Никто, кроме убийц, тебя дома не ждет. Мать, и та просит: не возвращайся!.. нельзя!..
Сам не хочу. Но, кажется, придется. Выпрут, мама. Как пить дать.
Вместо очкарика стала приходить женщина-врач, светила мне в глаза тонким лучом света и что-то записывала. Я терзался: что она там видит?.. горошину?.. видит ли она мою горошину света?.. а призраков?.. мою смерть, может ли она разглядеть на дне моего зрачка смерть, дату смерти узнать может?.. что пишет?.. что?
Тревоги громоздились. Они были как молнии в ту злополучную грозу в Крокене, когда мы с Великановыми вышли под козырек и стояли, курили, смотрели на молнии.

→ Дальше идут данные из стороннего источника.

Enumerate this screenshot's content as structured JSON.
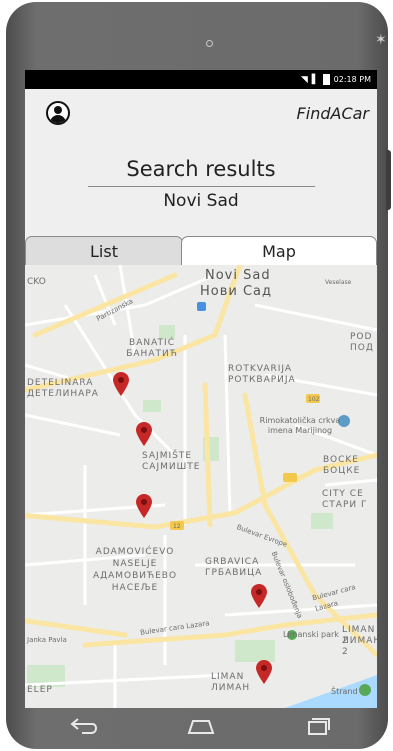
{
  "status_bar": {
    "time": "02:18 PM"
  },
  "header": {
    "app_title": "FindACar",
    "profile_icon": "user-circle-icon"
  },
  "page": {
    "title": "Search results",
    "city": "Novi Sad"
  },
  "tabs": [
    {
      "label": "List",
      "active": false
    },
    {
      "label": "Map",
      "active": true
    }
  ],
  "map": {
    "labels": {
      "novi_sad_lat": "Novi Sad",
      "novi_sad_cyr": "Нови Сад",
      "sko": "CKO",
      "veselase": "Veselase",
      "partizanska": "Partizanska",
      "banatic_lat": "BANATIĆ",
      "banatic_cyr": "БАНАТИЋ",
      "rotkvarija_lat": "ROTKVARIJA",
      "rotkvarija_cyr": "РОТКВАРИЈА",
      "pod_lat": "POD",
      "pod_cyr": "ПОД",
      "detelinara_lat": "DETELINARA",
      "detelinara_cyr": "ДЕТЕЛИНАРА",
      "rimokatolicka_1": "Rimokatolička crkva",
      "rimokatolicka_2": "imena Marijinog",
      "sajmiste_lat": "SAJMIŠTE",
      "sajmiste_cyr": "САЈМИШТЕ",
      "bocke_lat": "BOCKE",
      "bocke_cyr": "БОЦКЕ",
      "city_ce_lat": "CITY CE",
      "city_ce_cyr": "СТАРИ Г",
      "bulevar_oslobodjenja": "Bulevar oslobođenja",
      "bulevar_evrope": "Bulevar Evrope",
      "bulevar_cara_lazara": "Bulevar cara Lazara",
      "bulevar_cara_lazara_2": "Bulevar cara Lazara",
      "adamovicevo_1": "ADAMOVIĆEVO",
      "adamovicevo_2": "NASELJE",
      "adamovicevo_3": "АДАМОВИЋЕВО",
      "adamovicevo_4": "НАСЕЉЕ",
      "grbavica_lat": "GRBAVICA",
      "grbavica_cyr": "ГРБАВИЦА",
      "janka_pavla": "Janka Pavla",
      "liman2_lat": "LIMAN 2",
      "liman2_cyr": "ЛИМАН 2",
      "liman_lat": "LIMAN",
      "liman_cyr": "ЛИМАН",
      "limanski_park": "Limanski park",
      "strand": "Štrand",
      "elep": "ELEP",
      "road_12": "12",
      "road_102": "102"
    },
    "pins": [
      "car-location-pin",
      "car-location-pin",
      "car-location-pin",
      "car-location-pin",
      "car-location-pin"
    ]
  },
  "nav": {
    "back": "back-icon",
    "home": "home-icon",
    "recents": "recents-icon"
  },
  "colors": {
    "pin": "#c62828",
    "road_major": "#fbe5a2",
    "park": "#cfe8cc",
    "water": "#aadaff"
  }
}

Поменяли санитарок. На второй месяц со мной не церемонились. Я ощутил перемену. И когда появился сосед, я понял, что сладкая моя жизнь кончилась. Я думал, что теперь я не такой уникальный. Раз ко мне подселили дурака, то во мне нет ничего особенного. Я его боялся. Мне казалось, что он поджидает, когда я усну, чтобы задушить. Я придумал себе, что он – подушечник или что-то такое. Я придумывал себе зачем-то причины, по которым он тут оказался, и причины, по которым он мог желать моей смерти.
Придумает себе, что я причина всех его бед, или вообще – всех бед на свете… недовольный происходящим в мире, он может захотеть избавить человечество от меня… Или он шпионит за мной?.. Или просто придушит меня, как котенка, потому что приятно для рук – ощутить, как сжимается и хрустит кадык… Может, с детства душит котят… Может, всех сестер-братьев передушил?.. Забавы ради…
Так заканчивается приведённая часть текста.